Den angefochtenen Bescheid wegen Rechtswidrigkeit aufzuheben, falls nicht alle zu meinen Lasten gehenden Rechtswidrigkeiten im angefochtenen Bescheid in der Beschwerde geltend gemacht wurden, diese amtswegig aufzugreifen bzw. allenfalls mir einen Verbesserungsauftrag zu erteilen;
Eine mündliche Verhandlung vor dem Bundesfinanzgericht durchzuführen
Darüber hinaus stelle ich weiterhin gemäß §212a BAO den Antrag, von der Einhebung des in Streit stehenden Betrages bis zur Erledigung der Beschwerde abzusehen."

Mit Beschwerdevorentscheidung vom wies die Abgabenbehörde die Beschwerde vom als unbegründet ab und führte zur Begründung wie folgt aus:

"Gemäß § 212a Abs. 1 BAO ist die Einhebung einer Abgabe, deren Höhe unmittelbar oder mittelbar von der Erledigung einer Bescheidbeschwerde abhängt, auf Antrag des Abgabepflichtigen von der Abgabenbehörde insoweit auszusetzen, als eine Nachforderung unmittelbar oder mittelbar auf einen Bescheid, der von einem Anbringen abweicht, oder auf einen Bescheid, dem kein Anbringen zu Grunde liegt, zurückzuführen ist, höchstens jedoch im Ausmaß der sich bei einer dem Begehren des Abgabepflichtigen Rechnung tragenden Beschwerdeerledigung ergebenden Herabsetzung der Abgabenschuld.

Gemäß § 212a Abs. 5 BAO besteht die Wirkung einer Aussetzung der Einhebung in einem Zahlungsaufschub.
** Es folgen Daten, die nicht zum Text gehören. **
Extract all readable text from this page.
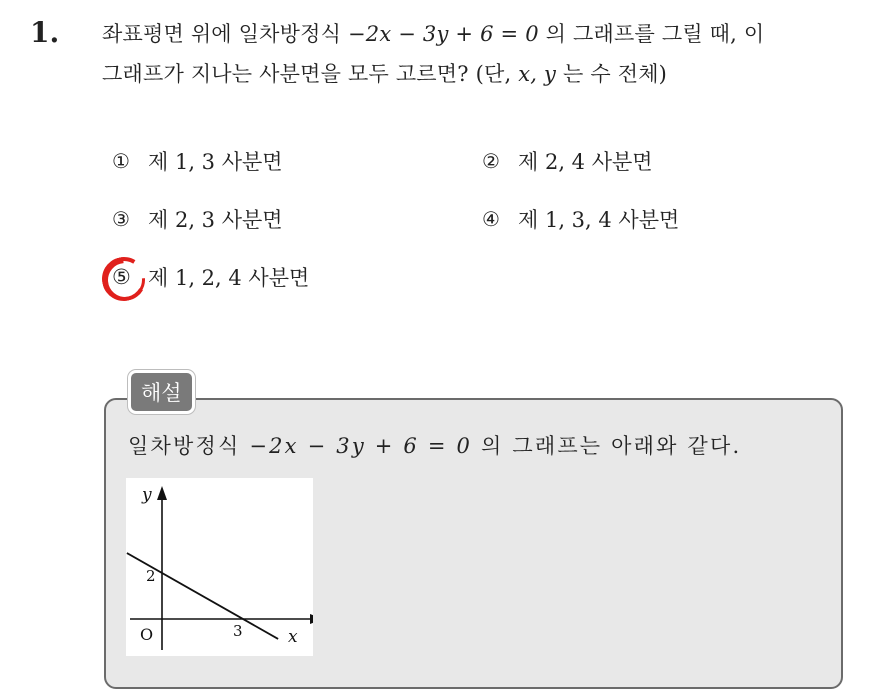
1. 좌표평면 위에 일차방정식 −2x − 3y + 6 = 0 의 그래프를 그릴 때, 이
그래프가 지나는 사분면을 모두 고르면? (단, x, y 는 수 전체)
① 제 1, 3 사분면	② 제 2, 4 사분면
③ 제 2, 3 사분면	④ 제 1, 3, 4 사분면
⑤ 제 1, 2, 4 사분면
해설
일차방정식 −2x − 3y + 6 = 0 의 그래프는 아래와 같다.
y
x
O	3
2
Dieser endet mit Ablauf der Aussetzung oder ihrem Widerruf (§ 294 BAO). Der Ablauf der Aussetzung ist anlässlich einer (eines) über die Beschwerde (Abs. 1) ergehenden
a) Beschwerdevorentscheidung oder
b) Erkenntnisses oder
c) anderen das Beschwerdeverfahren abschließenden Erledigung
zu verfügen.

Im vorliegenden Fall wurde die Beschwerde gegen die der Aussetzung der Einhebung zugrundeliegende Rückforderung der Familienbeihilfe mit Beschwerdevorentscheidung vom abgewiesen. Der Ablauf der Aussetzung der Einhebung war daher gemäß § 212a Abs. 5 BAO zu verfügen."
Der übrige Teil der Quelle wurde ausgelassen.